On Wed 04-09-19 07:59:17, Qian Cai wrote:
> On Wed, 2019-09-04 at 10:25 +0200, Michal Hocko wrote:
> > On Wed 04-09-19 16:00:42, Sergey Senozhatsky wrote:
> > > On (09/04/19 15:41), Sergey Senozhatsky wrote:
> > > > But the thing is different in case of dump_stack() + show_mem() +
> > > > some other output. Because now we ratelimit not a single printk() line,
> > > > but hundreds of them. The ratelimit becomes - 10 * $$$ lines in 5 seconds
> > > > (IOW, now we talk about thousands of lines).
> > >
> > > And on devices with slow serial consoles this can be somewhat close to
> > > "no ratelimit". *Suppose* that warn_alloc() adds 700 lines each time.
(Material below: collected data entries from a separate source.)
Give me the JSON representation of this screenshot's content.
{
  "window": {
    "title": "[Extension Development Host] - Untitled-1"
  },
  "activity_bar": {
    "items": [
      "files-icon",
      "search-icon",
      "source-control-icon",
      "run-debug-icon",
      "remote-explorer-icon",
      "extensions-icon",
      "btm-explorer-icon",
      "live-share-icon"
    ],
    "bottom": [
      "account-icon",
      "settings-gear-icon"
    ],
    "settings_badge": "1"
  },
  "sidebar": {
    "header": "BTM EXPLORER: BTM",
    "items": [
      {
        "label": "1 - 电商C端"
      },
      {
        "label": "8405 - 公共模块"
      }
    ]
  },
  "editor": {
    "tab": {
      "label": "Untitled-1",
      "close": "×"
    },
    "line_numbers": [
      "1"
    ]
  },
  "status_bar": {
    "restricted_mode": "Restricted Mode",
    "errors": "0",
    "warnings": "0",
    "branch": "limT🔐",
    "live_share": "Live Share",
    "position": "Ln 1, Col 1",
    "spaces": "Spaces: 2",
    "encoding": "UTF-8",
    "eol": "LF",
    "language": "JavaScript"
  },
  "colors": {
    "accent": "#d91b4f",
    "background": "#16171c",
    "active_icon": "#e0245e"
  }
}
> > > Within 5 seconds we can call warn_alloc() 10 times, which will add 7000
> > > lines to the logbuf. If printk() can evict only 6000 lines in 5 seconds
> > > then we have a growing number of pending logbuf messages.
> >
> > Yes, ratelimit is problematic when the ratelimited operation is slow. I
> > guess that is a well known problem and we would need to rework both the
> > api and the implementation to make it work in those cases as well.
> > Essentially we need to make the ratelimit act as a gatekeeper to an
> > operation section - something like a critical section except you can
> > tolerate more code executions but not too many. So effectively
> >
> > start_throttle(rate, number);
> > /* here goes your operation */
> > end_throttle();
> >
> > one operation is not considered done until the whole section ends.
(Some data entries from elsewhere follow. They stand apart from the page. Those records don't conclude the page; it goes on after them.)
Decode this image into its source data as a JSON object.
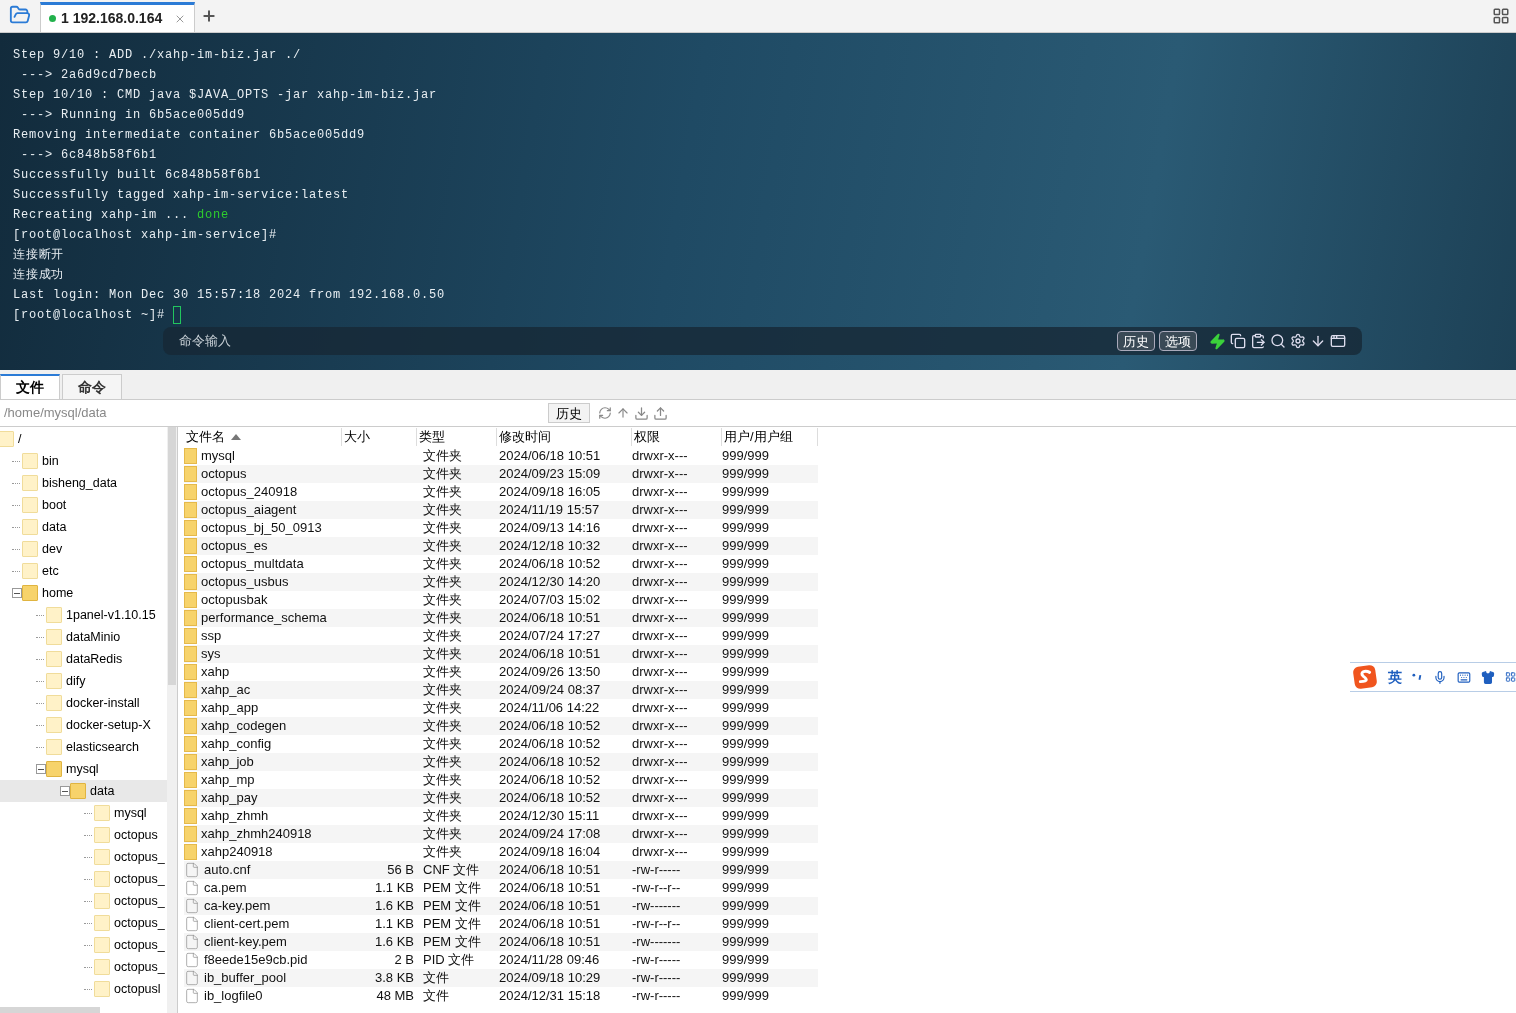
{
  "session_tabs": [
    {
      "label": "1 192.168.0.164",
      "connected": true,
      "selected": true
    }
  ],
  "terminal": {
    "lines": [
      {
        "text": "Step 9/10 : ADD ./xahp-im-biz.jar ./"
      },
      {
        "text": " ---> 2a6d9cd7becb"
      },
      {
        "text": "Step 10/10 : CMD java $JAVA_OPTS -jar xahp-im-biz.jar"
      },
      {
        "text": " ---> Running in 6b5ace005dd9"
      },
      {
        "text": "Removing intermediate container 6b5ace005dd9"
      },
      {
        "text": " ---> 6c848b58f6b1"
      },
      {
        "text": "Successfully built 6c848b58f6b1"
      },
      {
        "text": "Successfully tagged xahp-im-service:latest"
      },
      {
        "text": "Recreating xahp-im ... ",
        "status": "done"
      },
      {
        "text": "[root@localhost xahp-im-service]#"
      },
      {
        "text": "连接断开"
      },
      {
        "text": "连接成功"
      },
      {
        "text": "Last login: Mon Dec 30 15:57:18 2024 from 192.168.0.50"
      },
      {
        "text": "[root@localhost ~]# ",
        "cursor": true
      }
    ],
    "command_bar": {
      "placeholder": "命令输入",
      "buttons": [
        "历史",
        "选项"
      ]
    }
  },
  "panel_tabs": [
    {
      "label": "文件",
      "selected": true
    },
    {
      "label": "命令",
      "selected": false
    }
  ],
  "path_bar": {
    "value": "/home/mysql/data",
    "history_button": "历史"
  },
  "tree": [
    {
      "label": "/",
      "selected": false,
      "children": [
        {
          "label": "bin",
          "selected": false
        },
        {
          "label": "bisheng_data",
          "selected": false
        },
        {
          "label": "boot",
          "selected": false
        },
        {
          "label": "data",
          "selected": false
        },
        {
          "label": "dev",
          "selected": false
        },
        {
          "label": "etc",
          "selected": false
        },
        {
          "label": "home",
          "expanded": true,
          "selected": false,
          "children": [
            {
              "label": "1panel-v1.10.15",
              "selected": false
            },
            {
              "label": "dataMinio",
              "selected": false
            },
            {
              "label": "dataRedis",
              "selected": false
            },
            {
              "label": "dify",
              "selected": false
            },
            {
              "label": "docker-install",
              "selected": false
            },
            {
              "label": "docker-setup-X",
              "selected": false
            },
            {
              "label": "elasticsearch",
              "selected": false
            },
            {
              "label": "mysql",
              "expanded": true,
              "selected": false,
              "children": [
                {
                  "label": "data",
                  "expanded": true,
                  "selected": true,
                  "children": [
                    {
                      "label": "mysql",
                      "selected": false
                    },
                    {
                      "label": "octopus",
                      "selected": false
                    },
                    {
                      "label": "octopus_",
                      "selected": false
                    },
                    {
                      "label": "octopus_",
                      "selected": false
                    },
                    {
                      "label": "octopus_",
                      "selected": false
                    },
                    {
                      "label": "octopus_",
                      "selected": false
                    },
                    {
                      "label": "octopus_",
                      "selected": false
                    },
                    {
                      "label": "octopus_",
                      "selected": false
                    },
                    {
                      "label": "octopusl",
                      "selected": false
                    }
                  ]
                }
              ]
            }
          ]
        }
      ]
    }
  ],
  "table": {
    "columns": [
      {
        "label": "文件名",
        "sorted": true
      },
      {
        "label": "大小",
        "sorted": false
      },
      {
        "label": "类型",
        "sorted": false
      },
      {
        "label": "修改时间",
        "sorted": false
      },
      {
        "label": "权限",
        "sorted": false
      },
      {
        "label": "用户/用户组",
        "sorted": false
      }
    ],
    "rows": [
      {
        "kind": "folder",
        "name": "mysql",
        "type": "文件夹",
        "modified": "2024/06/18 10:51",
        "permissions": "drwxr-x---",
        "owner": "999/999"
      },
      {
        "kind": "folder",
        "name": "octopus",
        "type": "文件夹",
        "modified": "2024/09/23 15:09",
        "permissions": "drwxr-x---",
        "owner": "999/999"
      },
      {
        "kind": "folder",
        "name": "octopus_240918",
        "type": "文件夹",
        "modified": "2024/09/18 16:05",
        "permissions": "drwxr-x---",
        "owner": "999/999"
      },
      {
        "kind": "folder",
        "name": "octopus_aiagent",
        "type": "文件夹",
        "modified": "2024/11/19 15:57",
        "permissions": "drwxr-x---",
        "owner": "999/999"
      },
      {
        "kind": "folder",
        "name": "octopus_bj_50_0913",
        "type": "文件夹",
        "modified": "2024/09/13 14:16",
        "permissions": "drwxr-x---",
        "owner": "999/999"
      },
      {
        "kind": "folder",
        "name": "octopus_es",
        "type": "文件夹",
        "modified": "2024/12/18 10:32",
        "permissions": "drwxr-x---",
        "owner": "999/999"
      },
      {
        "kind": "folder",
        "name": "octopus_multdata",
        "type": "文件夹",
        "modified": "2024/06/18 10:52",
        "permissions": "drwxr-x---",
        "owner": "999/999"
      },
      {
        "kind": "folder",
        "name": "octopus_usbus",
        "type": "文件夹",
        "modified": "2024/12/30 14:20",
        "permissions": "drwxr-x---",
        "owner": "999/999"
      },
      {
        "kind": "folder",
        "name": "octopusbak",
        "type": "文件夹",
        "modified": "2024/07/03 15:02",
        "permissions": "drwxr-x---",
        "owner": "999/999"
      },
      {
        "kind": "folder",
        "name": "performance_schema",
        "type": "文件夹",
        "modified": "2024/06/18 10:51",
        "permissions": "drwxr-x---",
        "owner": "999/999"
      },
      {
        "kind": "folder",
        "name": "ssp",
        "type": "文件夹",
        "modified": "2024/07/24 17:27",
        "permissions": "drwxr-x---",
        "owner": "999/999"
      },
      {
        "kind": "folder",
        "name": "sys",
        "type": "文件夹",
        "modified": "2024/06/18 10:51",
        "permissions": "drwxr-x---",
        "owner": "999/999"
      },
      {
        "kind": "folder",
        "name": "xahp",
        "type": "文件夹",
        "modified": "2024/09/26 13:50",
        "permissions": "drwxr-x---",
        "owner": "999/999"
      },
      {
        "kind": "folder",
        "name": "xahp_ac",
        "type": "文件夹",
        "modified": "2024/09/24 08:37",
        "permissions": "drwxr-x---",
        "owner": "999/999"
      },
      {
        "kind": "folder",
        "name": "xahp_app",
        "type": "文件夹",
        "modified": "2024/11/06 14:22",
        "permissions": "drwxr-x---",
        "owner": "999/999"
      },
      {
        "kind": "folder",
        "name": "xahp_codegen",
        "type": "文件夹",
        "modified": "2024/06/18 10:52",
        "permissions": "drwxr-x---",
        "owner": "999/999"
      },
      {
        "kind": "folder",
        "name": "xahp_config",
        "type": "文件夹",
        "modified": "2024/06/18 10:52",
        "permissions": "drwxr-x---",
        "owner": "999/999"
      },
      {
        "kind": "folder",
        "name": "xahp_job",
        "type": "文件夹",
        "modified": "2024/06/18 10:52",
        "permissions": "drwxr-x---",
        "owner": "999/999"
      },
      {
        "kind": "folder",
        "name": "xahp_mp",
        "type": "文件夹",
        "modified": "2024/06/18 10:52",
        "permissions": "drwxr-x---",
        "owner": "999/999"
      },
      {
        "kind": "folder",
        "name": "xahp_pay",
        "type": "文件夹",
        "modified": "2024/06/18 10:52",
        "permissions": "drwxr-x---",
        "owner": "999/999"
      },
      {
        "kind": "folder",
        "name": "xahp_zhmh",
        "type": "文件夹",
        "modified": "2024/12/30 15:11",
        "permissions": "drwxr-x---",
        "owner": "999/999"
      },
      {
        "kind": "folder",
        "name": "xahp_zhmh240918",
        "type": "文件夹",
        "modified": "2024/09/24 17:08",
        "permissions": "drwxr-x---",
        "owner": "999/999"
      },
      {
        "kind": "folder",
        "name": "xahp240918",
        "type": "文件夹",
        "modified": "2024/09/18 16:04",
        "permissions": "drwxr-x---",
        "owner": "999/999"
      },
      {
        "kind": "file",
        "name": "auto.cnf",
        "size": "56 B",
        "type": "CNF 文件",
        "modified": "2024/06/18 10:51",
        "permissions": "-rw-r-----",
        "owner": "999/999"
      },
      {
        "kind": "file",
        "name": "ca.pem",
        "size": "1.1 KB",
        "type": "PEM 文件",
        "modified": "2024/06/18 10:51",
        "permissions": "-rw-r--r--",
        "owner": "999/999"
      },
      {
        "kind": "file",
        "name": "ca-key.pem",
        "size": "1.6 KB",
        "type": "PEM 文件",
        "modified": "2024/06/18 10:51",
        "permissions": "-rw-------",
        "owner": "999/999"
      },
      {
        "kind": "file",
        "name": "client-cert.pem",
        "size": "1.1 KB",
        "type": "PEM 文件",
        "modified": "2024/06/18 10:51",
        "permissions": "-rw-r--r--",
        "owner": "999/999"
      },
      {
        "kind": "file",
        "name": "client-key.pem",
        "size": "1.6 KB",
        "type": "PEM 文件",
        "modified": "2024/06/18 10:51",
        "permissions": "-rw-------",
        "owner": "999/999"
      },
      {
        "kind": "file",
        "name": "f8eede15e9cb.pid",
        "size": "2 B",
        "type": "PID 文件",
        "modified": "2024/11/28 09:46",
        "permissions": "-rw-r-----",
        "owner": "999/999"
      },
      {
        "kind": "file",
        "name": "ib_buffer_pool",
        "size": "3.8 KB",
        "type": "文件",
        "modified": "2024/09/18 10:29",
        "permissions": "-rw-r-----",
        "owner": "999/999"
      },
      {
        "kind": "file",
        "name": "ib_logfile0",
        "size": "48 MB",
        "type": "文件",
        "modified": "2024/12/31 15:18",
        "permissions": "-rw-r-----",
        "owner": "999/999"
      }
    ]
  },
  "ime_toolbar": {
    "mode": "英"
  }
}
> > Or something along those lines.
> >
> > In this particular case we can increase the rate limit parameters of
> > course but I think that longterm we need a better api.
>
> The problem is when a system is under heavy memory pressure, everything is
> becoming slower, so I don't know how to come up with a sane default for rate
> limit parameters as a generic solution that would work for every machine out
> there. Sure, it is possible to set a limit as low as possible that would work
> for the majority of systems apart from people may complain that they are now
> missing important warnings, but using __GFP_NOWARN in this code would work for
> all systems. You could even argument there is even a separate benefit that it
> could reduce the noise-level overall from those build_skb() allocation failures
> as it has a fall-back mechanism anyway.

As Vlastimil already pointed out, __GFP_NOWARN would hide that reserves
might be configured too low.
--
Michal Hocko
SUSE Labs